I keep remembering things so I’ll add to this post as they re-emerge in my brain. Similar posts can be found under the RadTips tag.
Some other questions which have come up are of the following type:
How would you perform an OM30 on an uncooperative patient?
Now, I’m something of a pedant, I’ll freely admit that, so when I was asked this, I answered with two questions: how uncooperative are they, and why are they uncooperative? Personally, I don’t think that you can answer the question without knowing this information. Are they drunk? Aggressive? Confused? Suffering from dementia? Drunks can sometimes be reasoned with, as can aggressive patients (in my experience, a new face can sometimes be all it takes to reason with an unfriendly patient) but if they are suffering from neurological problems which they cannot control then you’re probably out of luck (and if they’re suffering from neuro problems due to head trauma then they should probably be going to CT anyway; their facial injuries can be assessed that way). Inappropriate or excessive movement which cannot be prevented is bad; if there’s no chance of getting a diagnostic quality image (the whole point of the damn process) then don’t waste your time. But why are they unable to keep still? Have they been sent round to radiology before having analgaesics? If so, don’t be afraid to send them back! If that was your mum with a facial bone injury, would you be happy for her to press her face up against a cassette without painkillers?
These questions apply to any “uncooperative patient” scenario; before going into robot-mode and rattling through the positioning, make it clear that you would not perform the examination unless you genuinely think you can get a diagnostic quality image. Don’t be afraid to send a patient back for analgaesics, sedation, or even just a coffee to sober up. And never ever put yourself in a position where you feel threatened by a patient.
It’s 2am, you’re working alone when you get a bleep for a trauma series, a NICU portable, and a femoral nailing in theatre. What do you do?
Once you’re done panicking, ring theatre, and tell them you’ll be there after the trauma series. Ask NICU what it’s for, explain the situation and ask if they can wait. It’s probably for NG tube placement, so as long as they don’t desperately need to feed them, they can hold off for a little while. The point of this question is to show both initiative and reasoning; it’s not necessarily about getting the answer right (although you probably ought to) more about proving you’re capable of thinking clearly under pressure. Practically, the trauma series comes first, this should be obvious. The patient’s life is at risk, they are the most urgent in the queue. Theatre is next; this isn’t a planned elective, it’s a trauma call and they can’t do it without imaging. They can, however, prep the patient etc while you finish the trauma series as long as they know that’s what you’re doing. Then, once you’ve got your breath back, trot off up to NICU and see if the feeding tube is in the right place.
The point is, the trauma patient has unknown injuries which could kill them; the theatre patient’s injuries are known, but serious and need treating immediately; and the NICU baby is being constantly monitored and unlikely to starve in the time it takes you to get to them. You need to not only show your reasoning with this, but also demonstrate your communication skills; it’s pointless getting the order right but then fail by not telling theatre or NICU what you’re up to.
Sometimes they like to hit you with something crazy like trauma theatre, #NOF, and a pile up on the motorway- 6 patients with injuries varying from #wrists to c-spine- ambulances are on their way. I’ve never had this in an interview, but my answer would be:
- Call 2nd cover and ask them to come in. Tell them to avoid the motorway!

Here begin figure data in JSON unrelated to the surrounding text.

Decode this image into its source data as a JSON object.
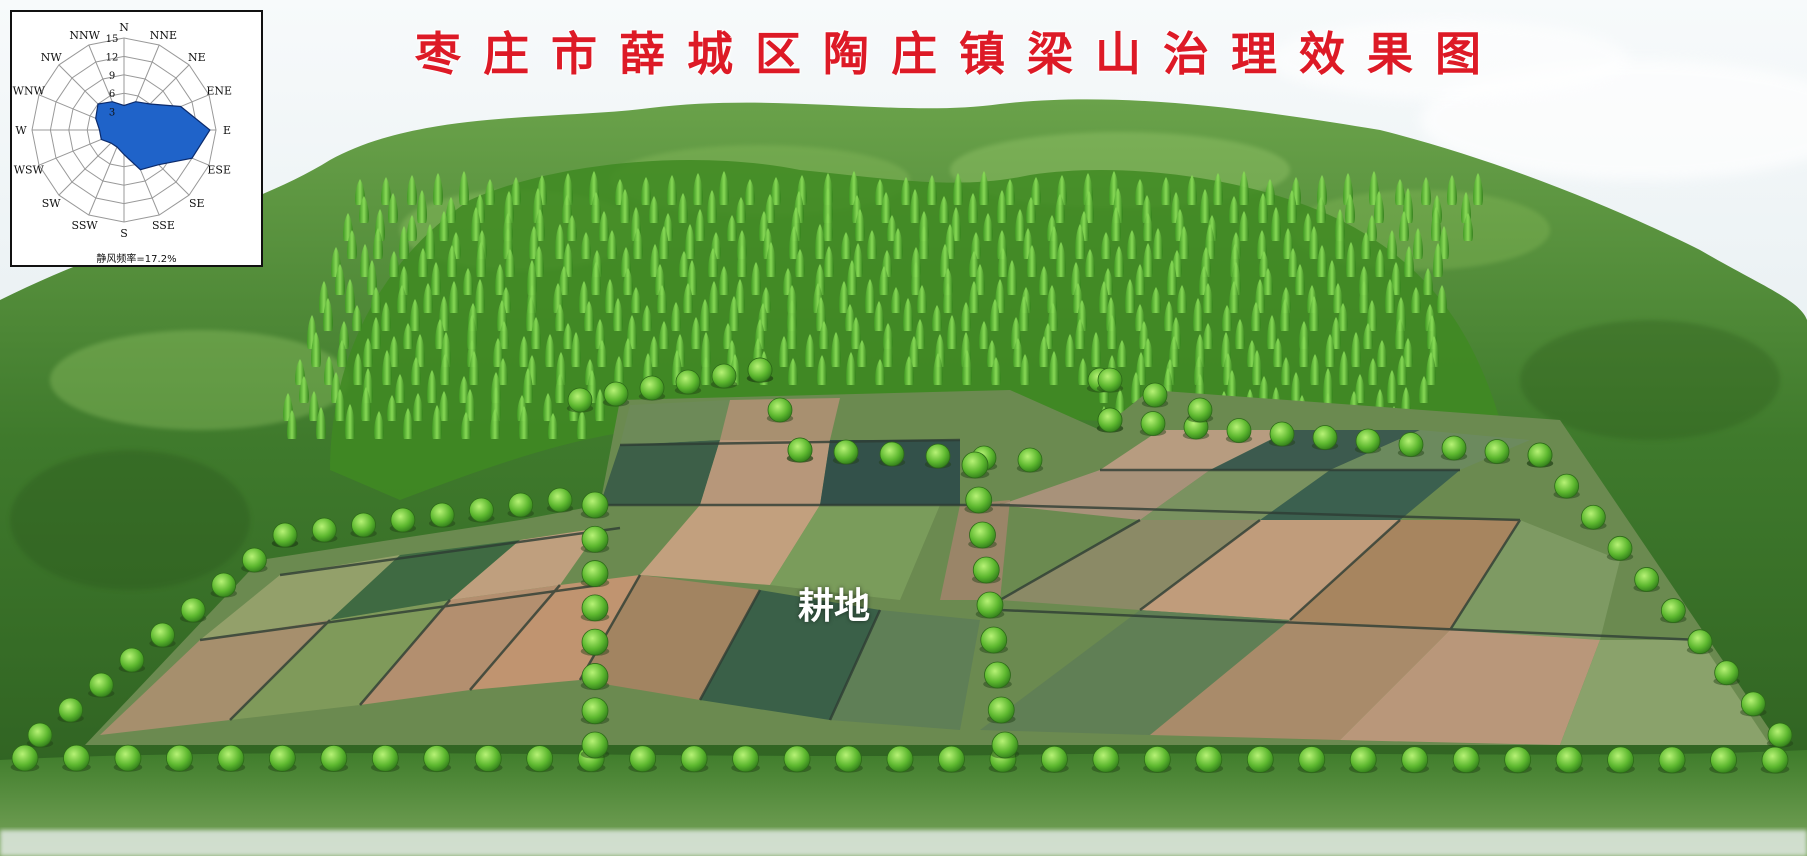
{
  "title": "枣庄市薛城区陶庄镇梁山治理效果图",
  "field_label": "耕地",
  "wind_rose": {
    "directions": [
      "N",
      "NNE",
      "NE",
      "ENE",
      "E",
      "ESE",
      "SE",
      "SSE",
      "S",
      "SSW",
      "SW",
      "WSW",
      "W",
      "WNW",
      "NW",
      "NNW"
    ],
    "ring_labels": [
      "3",
      "6",
      "9",
      "12",
      "15"
    ],
    "frequencies": [
      4,
      5,
      6,
      10,
      14,
      12,
      8,
      7,
      4,
      3,
      3,
      4,
      4,
      5,
      6,
      5
    ],
    "max": 15,
    "calm_text": "静风频率=17.2%",
    "fill_color": "#1f63c9"
  },
  "colors": {
    "title": "#dd1a26",
    "forest": "#3f7a2c",
    "tree": "#6fcf3c"
  }
}
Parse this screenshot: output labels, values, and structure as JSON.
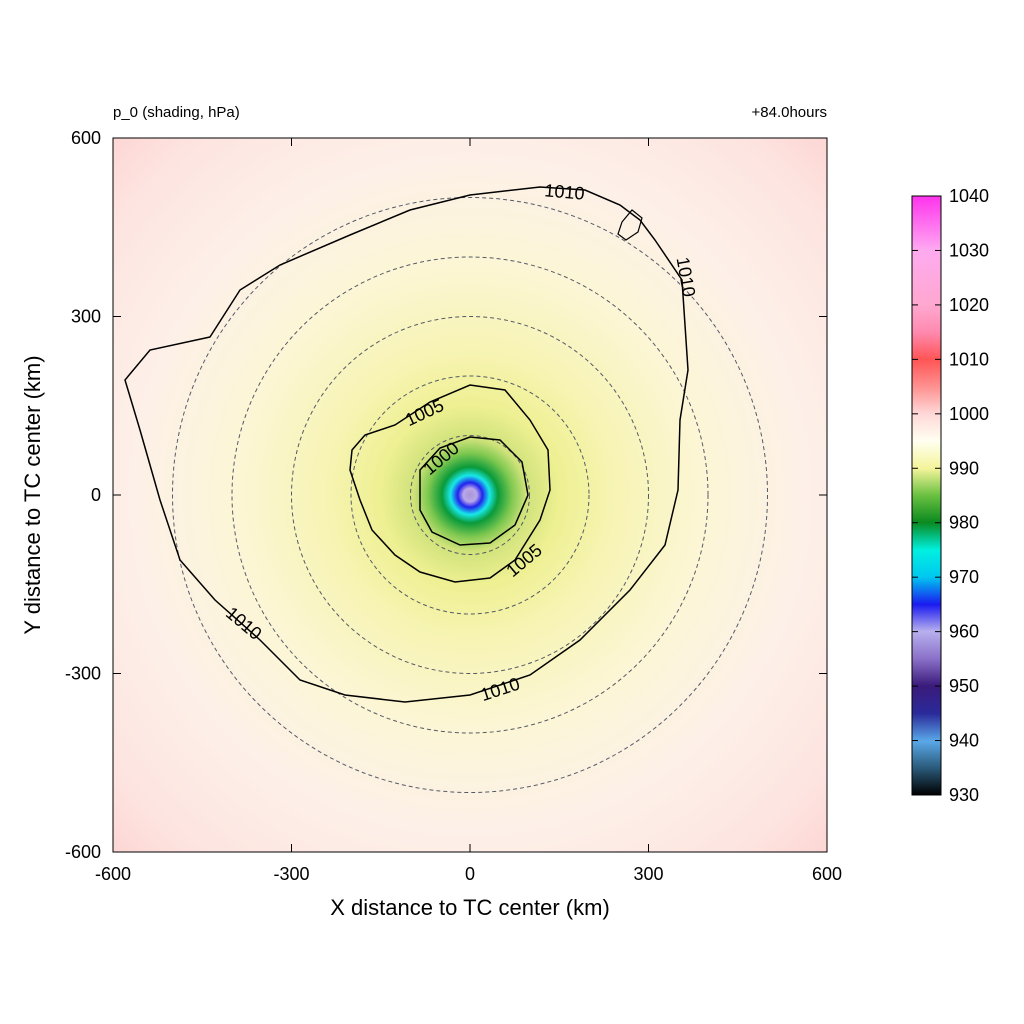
{
  "chart_data": {
    "type": "heatmap",
    "field_label": "p_0 (shading, hPa)",
    "time_label": "+84.0hours",
    "xlabel": "X distance to TC center (km)",
    "ylabel": "Y distance to TC center (km)",
    "xlim": [
      -600,
      600
    ],
    "ylim": [
      -600,
      600
    ],
    "x_ticks": [
      "-600",
      "-300",
      "0",
      "300",
      "600"
    ],
    "y_ticks": [
      "600",
      "300",
      "0",
      "-300",
      "-600"
    ],
    "center_min_pressure_hpa": 960,
    "range_rings_km": [
      100,
      200,
      300,
      400,
      500
    ],
    "contours": [
      {
        "level": "1000",
        "labels": [
          "1000"
        ]
      },
      {
        "level": "1005",
        "labels": [
          "1005",
          "1005"
        ]
      },
      {
        "level": "1010",
        "labels": [
          "1010",
          "1010",
          "1010",
          "1010"
        ]
      }
    ],
    "colorbar": {
      "unit": "hPa",
      "min": 930,
      "max": 1040,
      "ticks": [
        "1040",
        "1030",
        "1020",
        "1010",
        "1000",
        "990",
        "980",
        "970",
        "960",
        "950",
        "940",
        "930"
      ]
    },
    "colors": {
      "c930": "#000000",
      "c940": "#4f9fdf",
      "c950": "#3a1a7a",
      "c960": "#b0a8e8",
      "c970": "#1a1af0",
      "c980": "#00f0f0",
      "c990": "#0a8a20",
      "c1000": "#f4f49a",
      "c1010": "#ffffff",
      "c1020": "#ff5555",
      "c1030": "#ffa8d0",
      "c1040": "#ff33ee"
    }
  }
}
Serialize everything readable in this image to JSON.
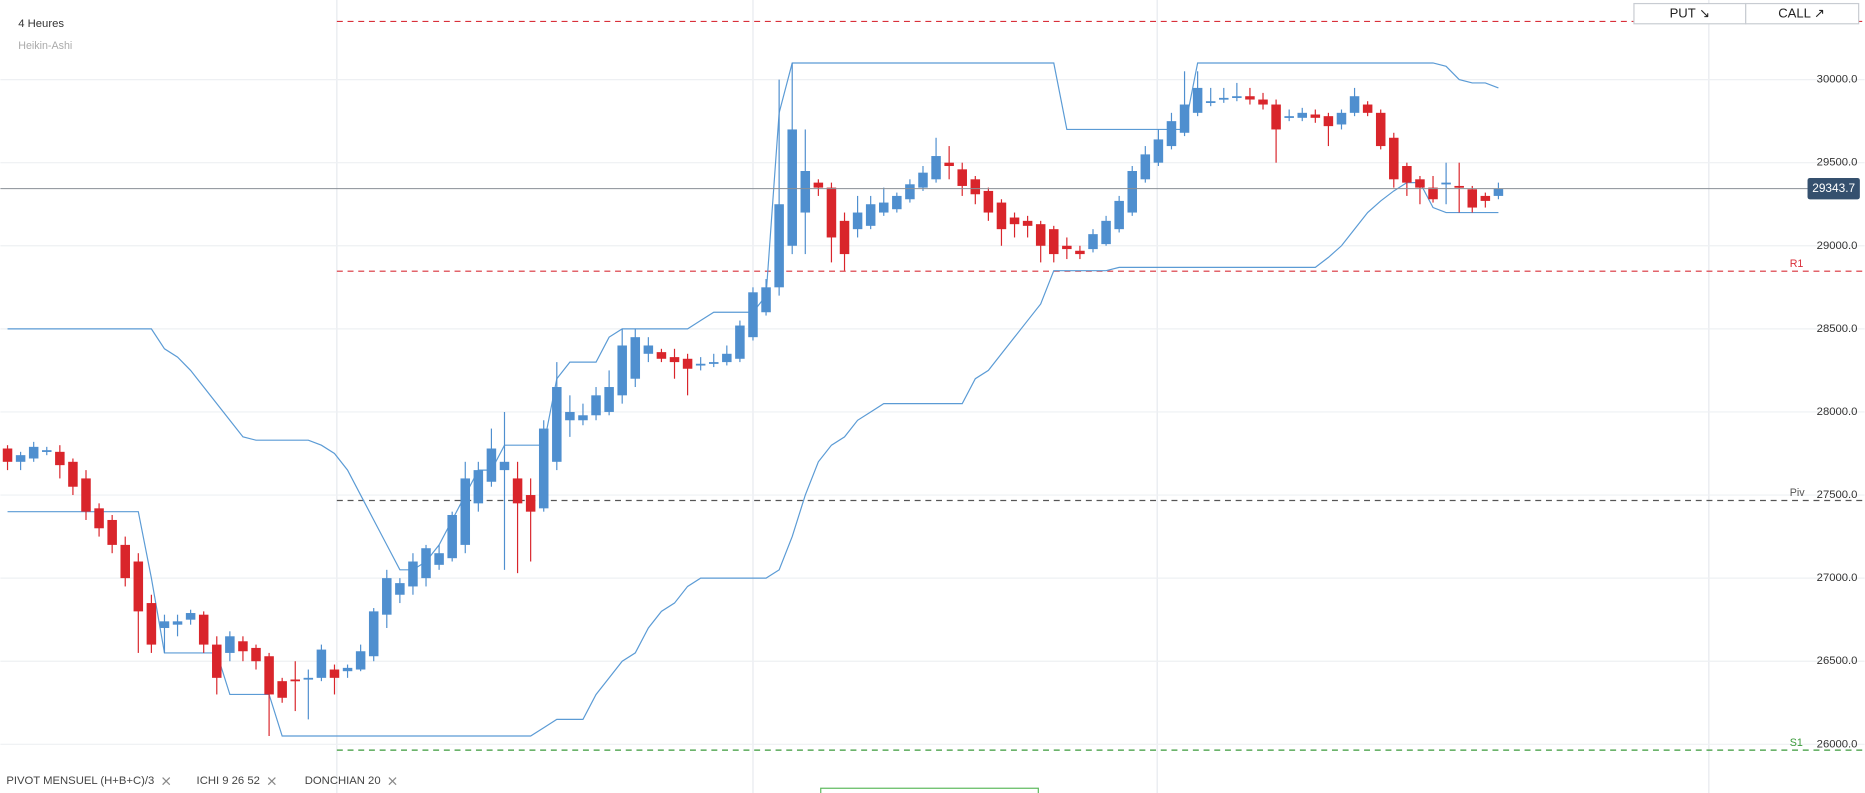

- Tell trauma theatre what’s happening and that another radiographer is coming in.
- Tell A&E that I’m currently on my own, but that cover is on its way.
- Ask the A&E referrers to send the patients in priority order.
- Get the #NOF done if possible while the ambulances are still en route, if that’s impossible, send the patient back to A&E where they’ll be more comfortable. They can sleep and have access to analgaesics if necessary; their injury isn’t life threatening, and their comfort is paramount.
- Send the 2nd radiographer to theatre when they arrive.
- Explain the situation to the porters so that they’re able to help.
- Let A&E make the decisions and prioritise your patients, and examine them accordingly.
- Ask the 2nd radiographer to assist when they’re done in theatre.
- Get the #NOF done (if it wasn’t done earlier) once the serious injuries have been examined.
This is a similar concept to the previous question: it’s all about communication. Speak to theatre, A&E, 2nd cover, porters, etc etc. If you explain why you can’t be in theatre right away they won’t be thrilled, but at least they’ll know why. Instead of letting the A&E referrals line up, get them to send them to you in an order of their choosing; they know best.
I’d love to hear some opinions on answering these scenarios; would you say something different? These are heavily based on my (very limited) experience, so I’d be really interested in any new input.